Indian agri tailwinds aid input firms but the valuations look pricey
Jan. 5, 2021
- Demand for phosphatic and nutrient-based fertilizers meant healthier financials of fertilizer firms
- Increases in soy and corn acreage kept Latin American demand firm, and would continue driving more purchases of agrochemicals
It seems like 2021 may be a blessed year for agri-input firms. But several stocks have already clocked good gains in 2020, and the high base this year could weigh on growth rates.
Some of the factors that have aided the sector’s performance could continue. Crop seasons have been good. Rising farmer incomes, too, ensured greater demand for seeds, crop protection chemicals and fertilizers. That helped increase agrochemical production 11.4% in H1FY21. Good rains drove key domestic agrochemicals companies’ revenue growth to 16% on average.
“The outlook for the ongoing rabi season is encouraging, and fertilizer and agrochemicals manufacturers would report healthy performances in H2 FY21," said Motilal Oswal Financial Services Ltd’s analysts in a client note.

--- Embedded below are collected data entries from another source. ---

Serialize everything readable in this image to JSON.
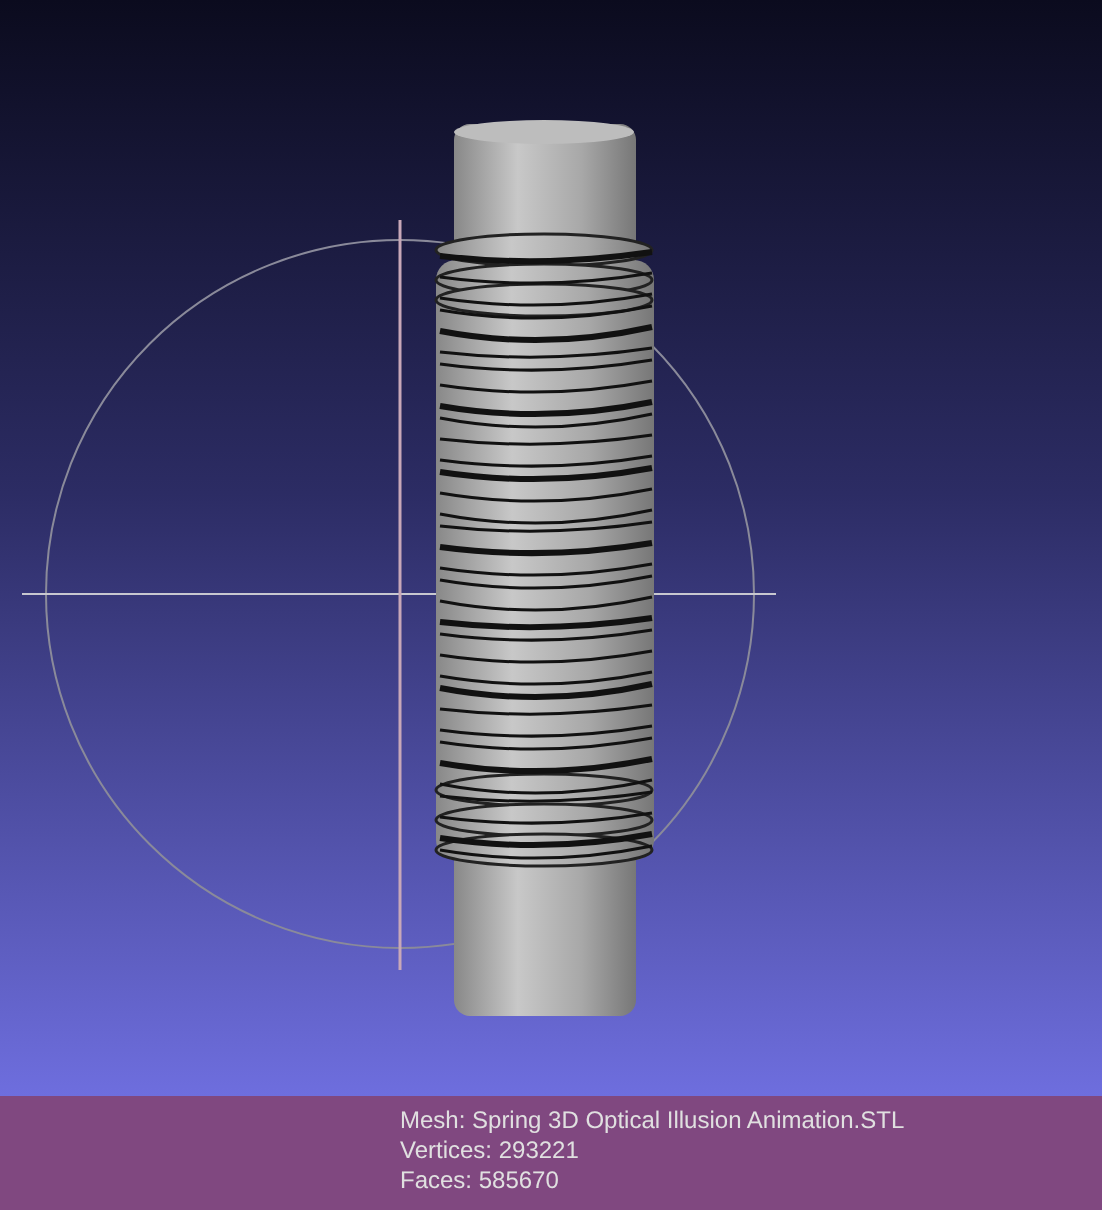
{
  "info_panel": {
    "lines": [
      {
        "text": "Mesh: Spring 3D Optical Illusion Animation.STL"
      },
      {
        "text": "Vertices: 293221"
      },
      {
        "text": "Faces: 585670"
      }
    ]
  }
}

Demand for phosphatic and nutrient-based fertilizers meant healthier financials of fertilizer firms. Favourable conditions may keep domestic demand for agrochemicals and fertilizers high, say experts. Good soil moisture and adequate water levels in reservoirs boosted prospects of winter crops. Acreage is also set to improve. Besides, bright prospects of key agrochemicals exporters such as PI Industries Ltd also helped. After logistical hiccups initially in FY21, exports have been good. Exports, primarily directed towards Brazil, the US, Vietnam, Bangladesh, Australia, Costa Rica, France and Indonesia, grew 13.4% H1, suggests Care Ratings data.
Increases in soy and corn acreage kept Latin American demand firm, and would continue driving more purchases of agrochemicals. Favourable weather patterns ensure strong US demand, too. Besides, easing trade tensions with China reduced concerns and better prices of grain in the US is likely to remain favourable for agri-input firms. Demand from Europe has been largely unaffected even after the second covid-19 wave, though one needs to watch the situation.
Even so, agri-input stocks’ valuations reflect much of the better market conditions. Stocks such as PI Industries, Rallis India Ltd and Dhanuka Agritech Ltd have gained 56-86% in the past year.
Note even with the promising outlook overall, agri prospects hinge on continuing favourable climatic conditions such as good monsoons. Further, the high base of last year may also weigh on the upside.